It's not widely known, but the landmass of Lewis and Harris - different communities divided for centuries by a mountain barrier, and still dubbed different isles - is the biggest offshore island in Britain, bigger even than Skye, Mull, Islay, or that matter the Isle of Man or the Isle of Wight. Strongly coloured by its Viking inheritance - most of the placenames in Lewis are Norse; you'll actually find more Gaelic placenames in Fife - Lewis was the strongholds of MacLeod chiefs and MacLeod is still the commonest surname in the island.
The scenery of Lewis is rolling, eerie but subtly beautiful, especially when the sun shines down on the brindled moors between scudding clouds. Though not as treeless as people think, the acres of empty, mysterious heath extend everywhere.
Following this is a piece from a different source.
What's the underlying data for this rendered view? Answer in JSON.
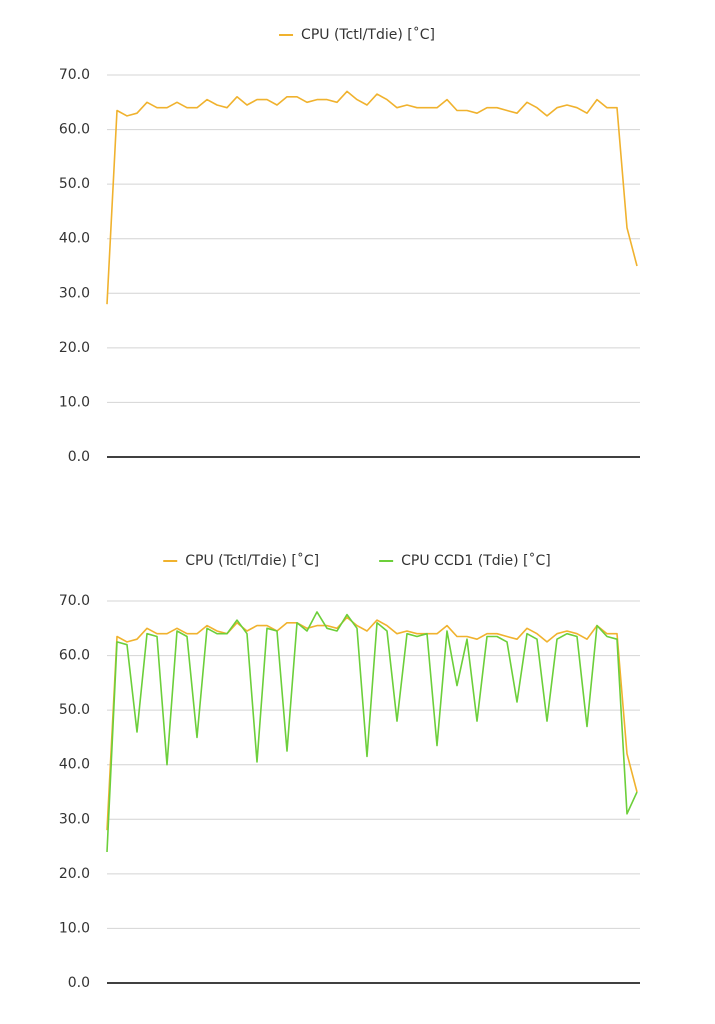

There is some spectacular cliff scenery and, especially up Broad Bay and down the West Side from Ness to Uig, there are some gorgeous sandy beaches and, here and there - like Shawbost - stretches of sandy sward, machair, where the lime-rich soil bears millions of lovely flowers on the long, long summer days.
25 South Shawbost is ideally placed for wider afternoon or daytrips round the island or even to Harris in the south - there is now an excellent two-lane road to Tarbert, not much more than an hour away. Don't miss, especially, a ploy to Ness and the Butt of Lewis Lighthouse, or the splendid scenery of quiet, mountainous Uig.
There are famous local attractions near at hand - the Standing Stones of Callanish, and the Broch at Carloway - each has a visitor centre, open throughout the tourist season - and the restored Black House Village at Garenin, with a visitor-centre, working black house, and restaurant.
Not ten minutes drive to the north, do visit the Arnol Black House complex, and its adjoining visitor centre - this particular Black House was vacated by its family only in 1964, but some survived on Lewis, and even in Shawbost, into the 1980s. At Ballantrushal, there is a tall, faintly spooky Standing Stone whose origins and purpose are still obscure; a little further up the road, at Shader, is the Steinaclet steading, which predates even the Norsemen.
Stornoway is just half an hour or so from Shawbost and, as well as its famous natural harbour and a fascinating museum, boasts an excellent selection of shops as well as restaurants, galleries and exhibitions and all the amenities one would expect of the biggest town in the Hebrides and, indeed, anywhere on the west coast north of Fort William.
There are two large supermarkets - indeed, Stornoway's modern Co-op, opened in 1996 and enlarged a decade later, is their biggest in Scotland. Don't neglect traditional traders, though - Stornoway has several craftsman baking shops, and fresh fish and shellfish are easily had from excellent fishmongers. The town kippers and smoked mackerel are just praised, but probably the most famous delicacy is Stornoway black pudding, produced by several family butchers to traditional, jealously guarded recipes.
Don't leave the island, either, without buying some Harris Tweed - the traditional, homewoven island cloth of incredible wearing quality and subtle, rustic hues. To this day - and to win the coveted Orb mark that attests the fabric as Harris Tweed - it must be handwoven by islanders in their own homes, and tweed is still woven in Shawbost today.
There is an excellent local bus service, but please remember that virtually all local facilities are closed on Sundays and that the Lord's Day is still widely respected on our island.